I need an advice on the following issue:

If someone has a two years contract with the company but passed only 1 year and got terminated, it supposed to be 11 months working and 1 month vacations which is mentioned in the contract but worked for 12 months and then got terminated, what does that mean? Will i get a full salary for paid vacation month which is not taken or what? Please advice thanks


----------



## nonoa (Jan 9, 2014)

The labor law states:
_
"For every year of service, an employee is entitled to an annual leave of not less than the following:

- Two days leave for every month if his service is more than six months and less than a year.
- 30 days annually if his service exceeds one year. 

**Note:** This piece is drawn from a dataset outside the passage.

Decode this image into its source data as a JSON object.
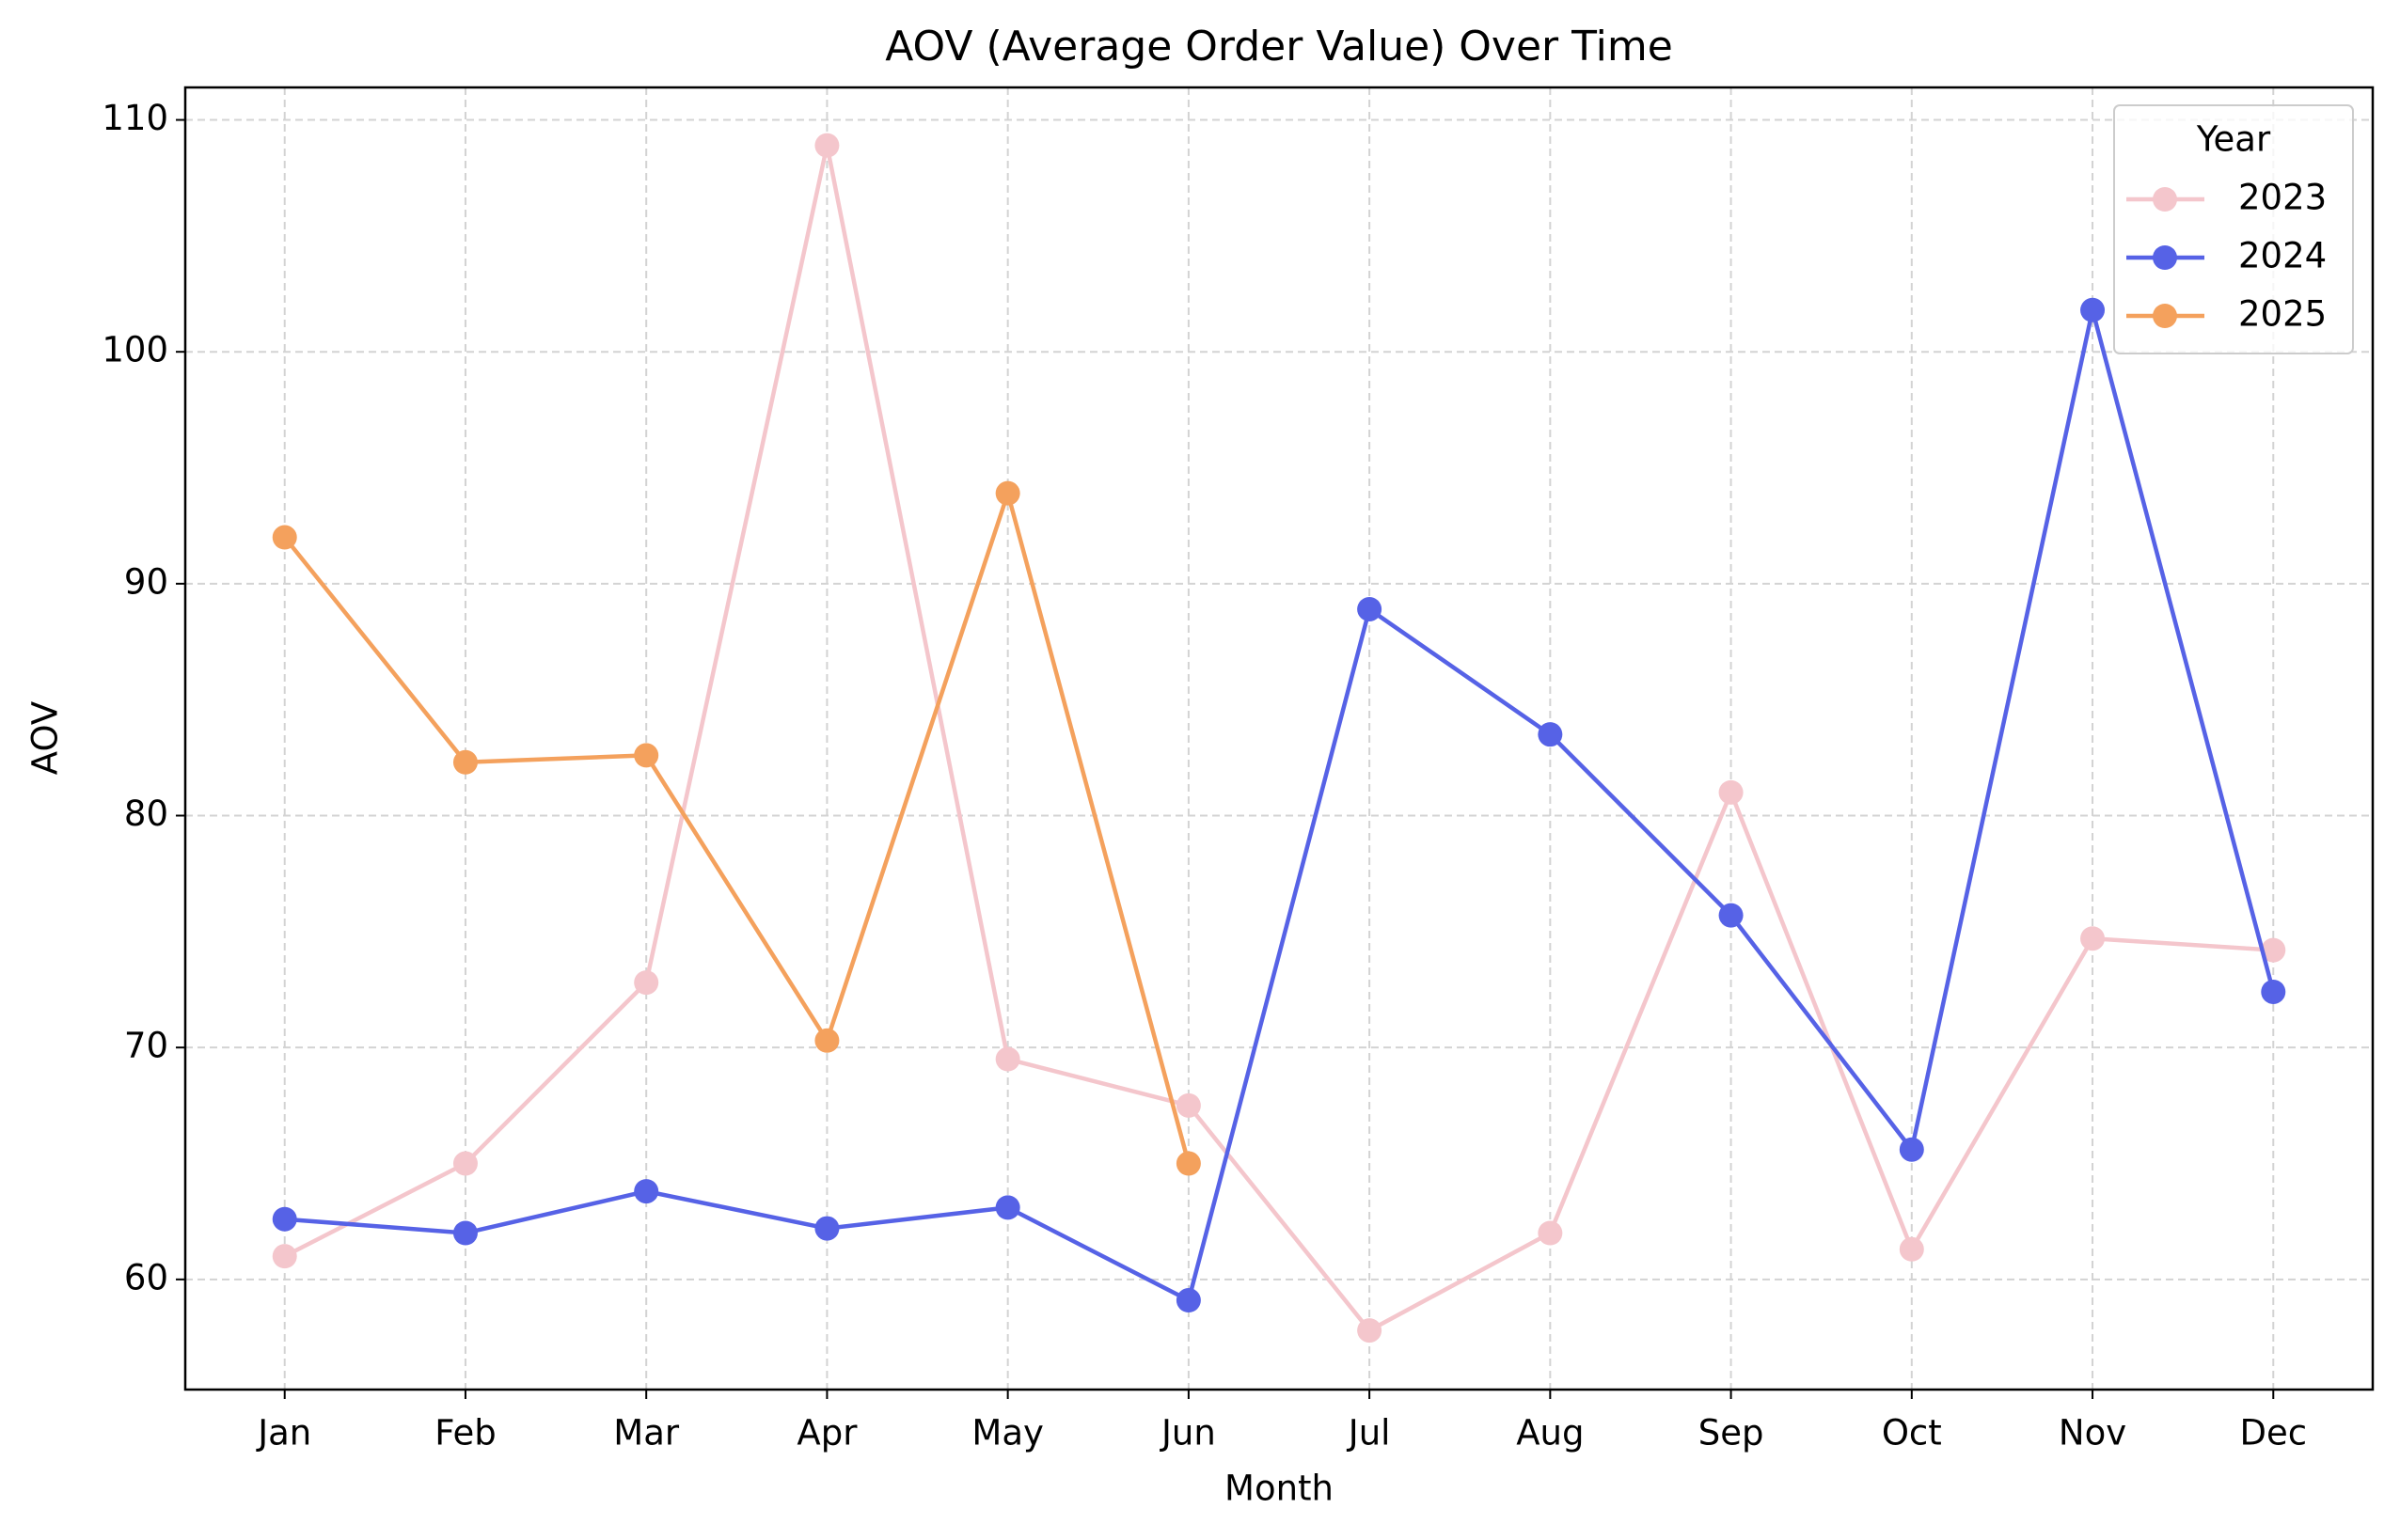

At the end of the service the employee is entitled to an annual leave for the fraction of the last year he spent in service."_

So you will be entitled to the month's leave since you have completed the year. If they argue that you have not EXCEEDED a year, you are still entitled 2 days for each month of service which amounts to 24 working days.


----------



## KhalidAbuDhabi (Oct 10, 2016)

nonoa said:


> The labor law states:
> _
> "For every year of service, an employee is entitled to an annual leave of not less than the following:
> 
> ...


Thanks Nonoa for the explanation. Though i have one more question to be clarified. The HR told me not to serve the grace month after signing the termination letter, Will it be account as my annual holidays?


----------



## nonoa (Jan 9, 2014)

Both parties would be required to pay compensation in lieu of notice, so you can contest or discuss this with them before signing. See article 120 of labor law. 

So yes they are required to pay but make sure you are not waiving any rights with whatever you are signing. Read carefully.


----------